RURAL businesses are more confident and optimistic than they were three months ago, suggest the latest figures.
While not out of the woods, figures from the Rural Economy Index for Quarter 2 of 2013 suggest early signs of recovery from the economic downturn.
It follows results for Quarter 1 that showed a threat of further recession for the rural economy.
Devised by Smiths Gore in partnership with the Country Land and Business Association, the latest index shows farming businesses are also a little more optimistic than they were in Quarter 1.
The first half of 20123 was difficult for many farmers, with many businesses still contending with the effects of difficult weather conditions in 2012.
Non-farming rural businesses are more positive than their agricultural counterparts. They are more confident about profitability over the next 12 months compared with farming businesses.
Jason Beedell, head of research at Smiths Gore, said: "Confidence is critical for all businesses and is often an early indicator of profitability.
"Confidence influences investment and production intentions.
"Our analysis of projected business performance shows however that there is a marked difference in the expectations of agricultural and non-agricultural businesses."
Greater optimism expressed by non-farming businesses translated into expectations for higher sales, Mr Beedell explained.

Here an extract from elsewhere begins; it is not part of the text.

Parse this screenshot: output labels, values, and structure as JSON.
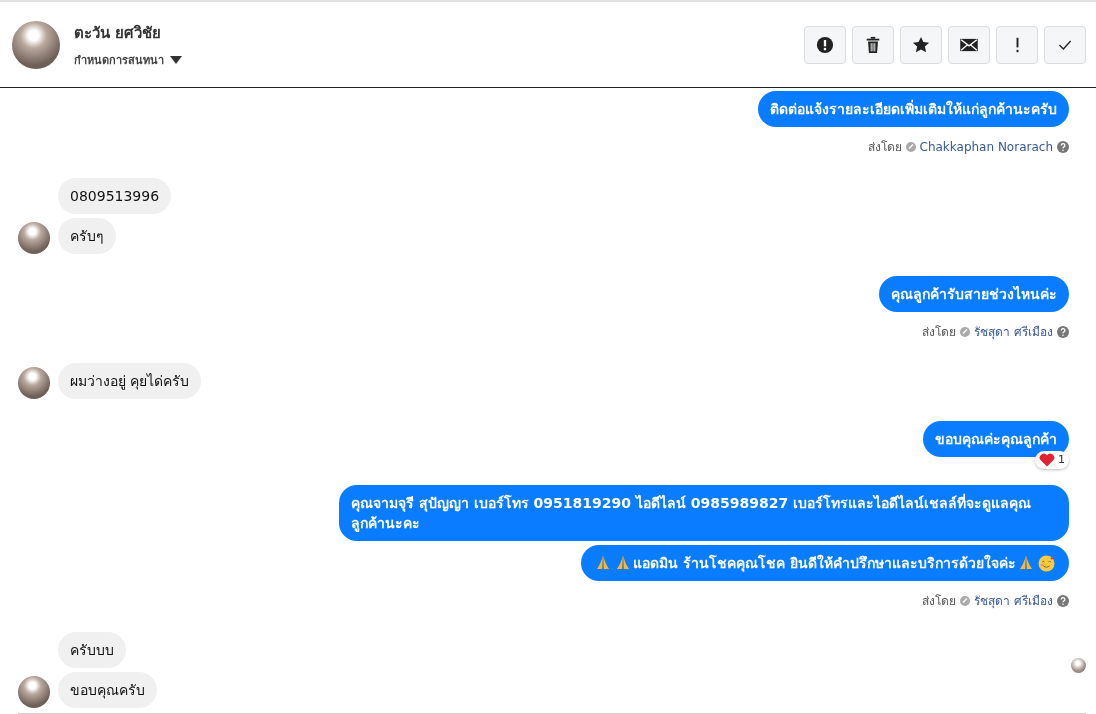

Confidence also translated into the prospects for investment and employment.
Here again there was a marked difference between the agricultural and non-agricultural sector.
Investment expectations of non-agricultural businesses were now at their highest for over a year and while they expected to employ more people, the sentiment was expressed with a degree of caution.
"There is evidence, albeit weak, that sentiment in the rural economy is on the cusp of change," said Mr Beedell.
"There was tangible concern last quarter that there was a silent crisis taking place in the rural economy.
"With the government claiming that UK high streets sales have been rising and UK factories witnessing the biggest boom in 20 years, there was a real concern that the rural economy was being forgotten.
"While there is a long way to go before agricultural and non-agricultural businesses can claim that the economic revival has leaked out into the country, we can be cautiously optimism."